If anyone out there still needs a reminder of the power of voting, all they need to do is look back at the last two years.
From the previously unthinkable election of a majority NDP government in Alberta in May 2015, to the surprise election of the Trudeau Liberals five months later, to the shocking Brexit referendum seven months after that, to the earth-shaking election of Donald Trump in November, and on to the recent votes that resulted in hung parliaments in British Columbia and the United Kingdom, Canada and the rest of the western world have been served a super-sized disruption martini.
It has been hard to swallow sometimes, but it has also been a needed curative to the voter apathy that has marked elections in the United States, Canada and elsewhere. The old bromide "If voting changed anything, it would be illegal" seems quaint when one looks at the way voters who actually vote have upended expectations and reset the compass.
That part about voters who actually vote is important. The uncast ballot has as much power as the one cast.
In the Alberta general election of 2015, Rachel Notley and the NDP went from a distant third party to a majority government, and ended the quasi-monarchical reign of the Progressive Conservative Party in the process. But more than 1.1-million registered voters – 43 per cent – didn't exercise their franchise.
Who knows what the consequence was of that apathy. Ms. Notley won the election handily, but a million-plus Albertans stayed home on election. There's good reason to suspect that they were more likely to have been disaffected or even overconfident PCers. Had they voted, the outcome might have been different
Doesn't matter now, though. Ms. Notley and her party won fair and square. They have gone on to revolutionize Albertan politics by introducing higher minimum wages and a carbon tax, and banning political donations from unions and corporations, among other Western Canadian heresies. The province is being profoundly changed. It will be even more so if the PC Party, an institution that dominated Alberta politics for a half a century, disappears this month in a merger with the Wildrose Party.

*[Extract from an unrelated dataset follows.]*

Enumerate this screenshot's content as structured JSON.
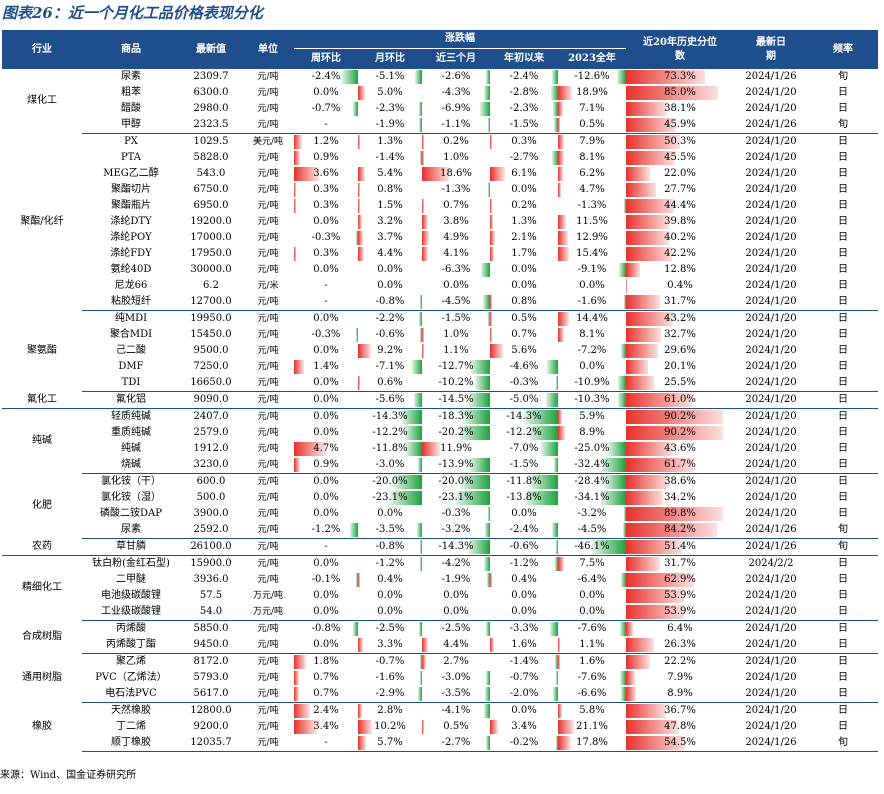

All this because some people voted, and others didn't.
Much the same thing happened in the federal general election five months later, in which Justin Trudeau's Liberals, like the NDP in Alberta, went from third-party status to majority government.
This time, 8.2-million eligible voters (32 per cent) couldn't be arsed to cast a ballot. It's difficult to speculate how their apathy affected the outcome. But it is safe to say that those who voted contributed to a change in Canada's direction on major issues such as government spending, marijuana legalization, and immigration. The government of the day during Canada's 150th year is very different in tone and vision than the one that would have been there had the Harper government won re-election.
That is minor, though, compared to the upheaval wrought by the Brexit referendum, and then by Donald Trump's election. Voters in two of the world's most powerful countries used the ballot box to change history and rewrite the rules of global co-operation.
Turnout was relatively high in the Brexit referendum, at 73 per cent. But that still meant that 13-million people didn't vote in a plebiscite in which the two sides finished less than 1.3-million votes apart. Prime Minister Theresa May, saddled with the negotiations to leave the European Union, subsequently saw her Conservative Party reduced to a minority in an election this month that she thought she'd win easily. Voters have changed the futures of the U.K., the Tory party, and the European Union.
In British Columbia, voters left the long-ruling Liberal Party in a minority position, too, and will end up being ruled, for a while at least, by an NDP government supported by the Green Party. B.C. voters have thrown the future of their province wide open in response to the smugness and complacency of the Liberals.
And then there is the United States. Mr. Trump eked out a victory thanks to the country's electoral college system. It could have easily gone the other way, but more than 120-million Americans chose not to vote in an election that saw one of lowest turnouts in recent history – a meagre 54 per cent.
Those who got out and voted for Mr. Trump have reset American and global politics. You can argue all you want about the fact that Hillary Clinton won more of the popular vote than he did. But the fact is that Mr. Trump is President Trump because enough people in key states voted for him. They made a difference, while others sat and watched.
This is not an earnest appeal, or a patronizing scold, about the importance of voting in a democracy. But it is a wake-up call. When people vote, the world changes. The people who do the voting, bring the change. To argue that voting doesn't matter isn't a defensible position. Not with all the evidence to the contrary.